A thin, config-driven wrapper around LangChain's create_agent.

Our create_agent(config, **kwargs) accepts an additional config parameter on top of LangChain's create_agent's keyword arguments — letting you declare complex object arguments (e.g. model, middleware, tools) in a plain dict or external file, instead of wiring them in code. The returned agent is exactly what create_agent returns. No magic, no lock-in.

Note: Not all create_agent parameters are configurable yet — pass unsupported ones directly as kwargs. When a parameter appears in both, kwargs take priority for scalar values, while lists are merged.

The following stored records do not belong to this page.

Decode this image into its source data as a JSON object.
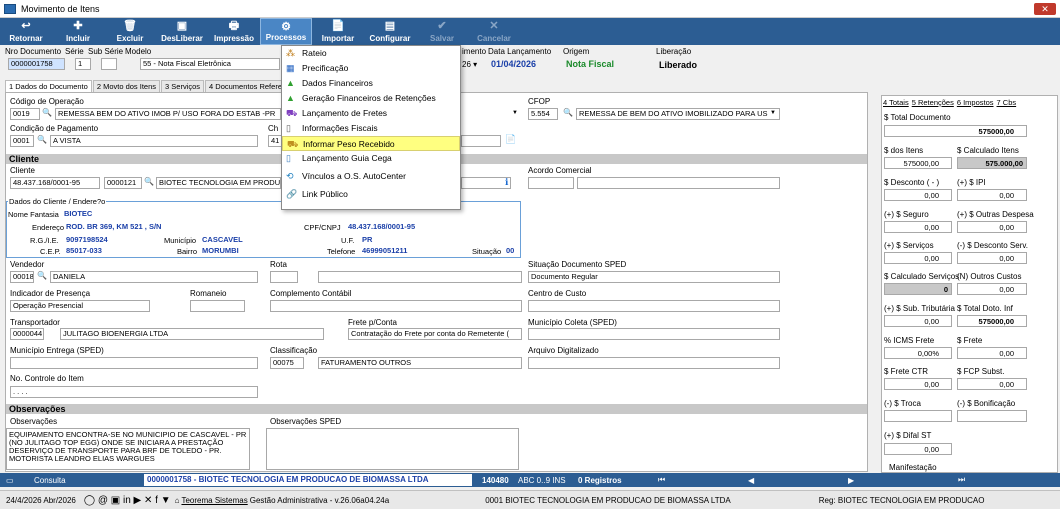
{
  "window": {
    "title": "Movimento de Itens",
    "close": "✕"
  },
  "toolbar": [
    {
      "icon": "↩",
      "label": "Retornar",
      "state": "normal"
    },
    {
      "icon": "✚",
      "label": "Incluir",
      "state": "normal"
    },
    {
      "icon": "🗑",
      "label": "Excluir",
      "state": "normal"
    },
    {
      "icon": "▣",
      "label": "DesLiberar",
      "state": "normal"
    },
    {
      "icon": "🖶",
      "label": "Impressão",
      "state": "normal"
    },
    {
      "icon": "⚙",
      "label": "Processos",
      "state": "active"
    },
    {
      "icon": "📄",
      "label": "Importar",
      "state": "normal"
    },
    {
      "icon": "▤",
      "label": "Configurar",
      "state": "normal"
    },
    {
      "icon": "✔",
      "label": "Salvar",
      "state": "dim"
    },
    {
      "icon": "✕",
      "label": "Cancelar",
      "state": "dim"
    }
  ],
  "header": {
    "nro_documento_label": "Nro Documento",
    "serie_label": "Série",
    "sub_serie_label": "Sub Série",
    "modelo_label": "Modelo",
    "nro_documento": "0000001758",
    "serie": "1",
    "sub_serie": "",
    "modelo": "55 - Nota Fiscal Eletrônica",
    "dt_label": "imento",
    "lanc_label": "Data Lançamento",
    "origem_label": "Origem",
    "liberacao_label": "Liberação",
    "dt_value": "26",
    "lancamento": "01/04/2026",
    "origem": "Nota Fiscal",
    "liberacao": "Liberado"
  },
  "tabs": [
    "1 Dados do Documento",
    "2 Movto dos Itens",
    "3 Serviços",
    "4 Documentos Referen"
  ],
  "form": {
    "codigo_operacao_label": "Código de Operação",
    "codigo_operacao_code": "0019",
    "codigo_operacao": "REMESSA BEM DO ATIVO IMOB P/ USO FORA DO ESTAB -PR",
    "cfop_label": "CFOP",
    "cfop_code": "5.554",
    "cfop": "REMESSA DE BEM DO ATIVO IMOBILIZADO PARA US",
    "condicao_label": "Condição de Pagamento",
    "condicao_code": "0001",
    "condicao": "A VISTA",
    "ch_label": "Ch",
    "ch_value": "41",
    "cliente_section": "Cliente",
    "cliente_label": "Cliente",
    "cliente_cnpj": "48.437.168/0001-95",
    "cliente_code": "0000121",
    "cliente_nome": "BIOTEC TECNOLOGIA EM PRODUC",
    "acordo_label": "Acordo Comercial",
    "dados_cliente_label": "Dados do Cliente / Endere?o",
    "nome_fantasia_label": "Nome Fantasia",
    "nome_fantasia": "BIOTEC",
    "endereco_label": "Endereço",
    "endereco": "ROD. BR 369, KM 521  , S/N",
    "cpf_label": "CPF/CNPJ",
    "cpf": "48.437.168/0001-95",
    "rg_label": "R.G./I.E.",
    "rg": "9097198524",
    "municipio_label": "Município",
    "municipio": "CASCAVEL",
    "uf_label": "U.F.",
    "uf": "PR",
    "cep_label": "C.E.P.",
    "cep": "85017-033",
    "bairro_label": "Bairro",
    "bairro": "MORUMBI",
    "telefone_label": "Telefone",
    "telefone": "46999051211",
    "situacao_label": "Situação",
    "situacao": "00",
    "vendedor_label": "Vendedor",
    "vendedor_code": "00018",
    "vendedor": "DANIELA",
    "rota_label": "Rota",
    "situacao_sped_label": "Situação Documento SPED",
    "situacao_sped": "Documento Regular",
    "indicador_label": "Indicador de Presença",
    "indicador": "Operação Presencial",
    "romaneio_label": "Romaneio",
    "complemento_label": "Complemento Contábil",
    "centro_custo_label": "Centro de Custo",
    "transportador_label": "Transportador",
    "transportador_code": "0000044",
    "transportador": "JULITAGO BIOENERGIA LTDA",
    "frete_label": "Frete p/Conta",
    "frete": "Contratação do Frete por conta do Remetente (",
    "municipio_coleta_label": "Município Coleta (SPED)",
    "municipio_entrega_label": "Município Entrega (SPED)",
    "classificacao_label": "Classificação",
    "classificacao_code": "00075",
    "classificacao": "FATURAMENTO OUTROS",
    "arquivo_label": "Arquivo Digitalizado",
    "controle_label": "No. Controle do Item",
    "controle": " .  .  .  .",
    "obs_section": "Observações",
    "obs_label": "Observações",
    "obs_sped_label": "Observações SPED",
    "obs_text": "EQUIPAMENTO ENCONTRA-SE NO MUNICIPIO DE CASCAVEL - PR (NO JULITAGO TOP EGG) ONDE SE INICIARA A PRESTAÇÃO DESERVIÇO DE TRANSPORTE PARA BRF DE TOLEDO - PR. MOTORISTA LEANDRO ELIAS WARGUES"
  },
  "menu": [
    {
      "icon": "⁂",
      "label": "Rateio",
      "color": "#c08020"
    },
    {
      "icon": "▦",
      "label": "Precificação",
      "color": "#2060c0"
    },
    {
      "icon": "▲",
      "label": "Dados Financeiros",
      "color": "#30a030"
    },
    {
      "icon": "▲",
      "label": "Geração Financeiros de Retenções",
      "color": "#30a030"
    },
    {
      "icon": "⛟",
      "label": "Lançamento de Fretes",
      "color": "#8040c0"
    },
    {
      "icon": "▯",
      "label": "Informações Fiscais",
      "color": "#606060"
    },
    {
      "icon": "⛟",
      "label": "Informar Peso Recebido",
      "color": "#c09020"
    },
    {
      "icon": "▯",
      "label": "Lançamento Guia Cega",
      "color": "#4080c0"
    },
    {
      "icon": "⟲",
      "label": "Vínculos a O.S. AutoCenter",
      "color": "#2080c0"
    },
    {
      "icon": "🔗",
      "label": "Link Público",
      "color": "#2060c0"
    }
  ],
  "right_tabs": [
    "4 Totais",
    "5 Retenções",
    "6 Impostos",
    "7 Cbs"
  ],
  "totals": {
    "total_doc_label": "$ Total Documento",
    "total_doc": "575000,00",
    "dos_itens_label": "$ dos Itens",
    "dos_itens": "575000,00",
    "calc_itens_label": "$ Calculado Itens",
    "calc_itens": "575.000,00",
    "desconto_label": "$ Desconto ( - )",
    "desconto": "0,00",
    "ipi_label": "(+) $ IPI",
    "ipi": "0,00",
    "seguro_label": "(+) $ Seguro",
    "seguro": "0,00",
    "outras_label": "(+) $ Outras Despesa",
    "outras": "0,00",
    "servicos_label": "(+) $ Serviços",
    "servicos": "0,00",
    "desc_serv_label": "(-) $ Desconto Serv.",
    "desc_serv": "0,00",
    "calc_serv_label": "$ Calculado Serviços",
    "calc_serv": "0",
    "outros_custos_label": "(N) Outros Custos",
    "outros_custos": "0,00",
    "sub_trib_label": "(+) $ Sub. Tributária",
    "sub_trib": "0,00",
    "total_doto_label": "$ Total Doto. Inf",
    "total_doto": "575000,00",
    "icms_frete_label": "% ICMS Frete",
    "icms_frete": "0,00%",
    "frete_label": "$ Frete",
    "frete": "0,00",
    "frete_ctr_label": "$ Frete CTR",
    "frete_ctr": "0,00",
    "fcp_label": "$ FCP Subst.",
    "fcp": "0,00",
    "troca_label": "(-) $ Troca",
    "bonificacao_label": "(-) $ Bonificação",
    "difal_label": "(+) $ Difal ST",
    "difal": "0,00",
    "manifest_label": "Manifestação"
  },
  "status": {
    "consulta": "Consulta",
    "doc": "0000001758 - BIOTEC TECNOLOGIA EM PRODUCAO DE BIOMASSA LTDA",
    "code": "140480",
    "abc": "ABC 0..9 INS",
    "registros": "0 Registros"
  },
  "bottom": {
    "date": "24/4/2026 Abr/2026",
    "company_link": "Teorema Sistemas",
    "app": "Gestão Administrativa - v.26.06a04.24a",
    "empresa": "0001 BIOTEC TECNOLOGIA EM PRODUCAO DE BIOMASSA LTDA",
    "reg": "Reg: BIOTEC TECNOLOGIA EM PRODUCAO"
  }
}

from lc_agent_factory import create_agent

agent = create_agent(config)  # config is just a dict

create_agent() accepts a plain dict. Load it however fits your stack — YAML file, JSON, environment variable, database, or constructed directly in code.


Install

pip install lc-agent-factory

Then install your LLM provider:

pip install langchain-openai        # OpenAI
pip install langchain-anthropic     # Anthropic
pip install langchain-google-genai  # Google GenAI
# see https://python.langchain.com/docs/integrations/chat/ for all providers

Quickstart

1. Create a config file:

# config.yaml
models:
    primary:
        model_provider: google_genai
        model: gemini-2.5-flash
        temperature: 0

middleware:
    prebuilt:
        - ModelCallLimitMiddleware:
              run_limit: 10
              exit_behavior: 'end'

2. Set your API key:

export GOOGLE_API_KEY="..."

3. Run:

import yaml
from lc_agent_factory import create_agent

agent = create_agent(yaml.safe_load(open("config.yaml")))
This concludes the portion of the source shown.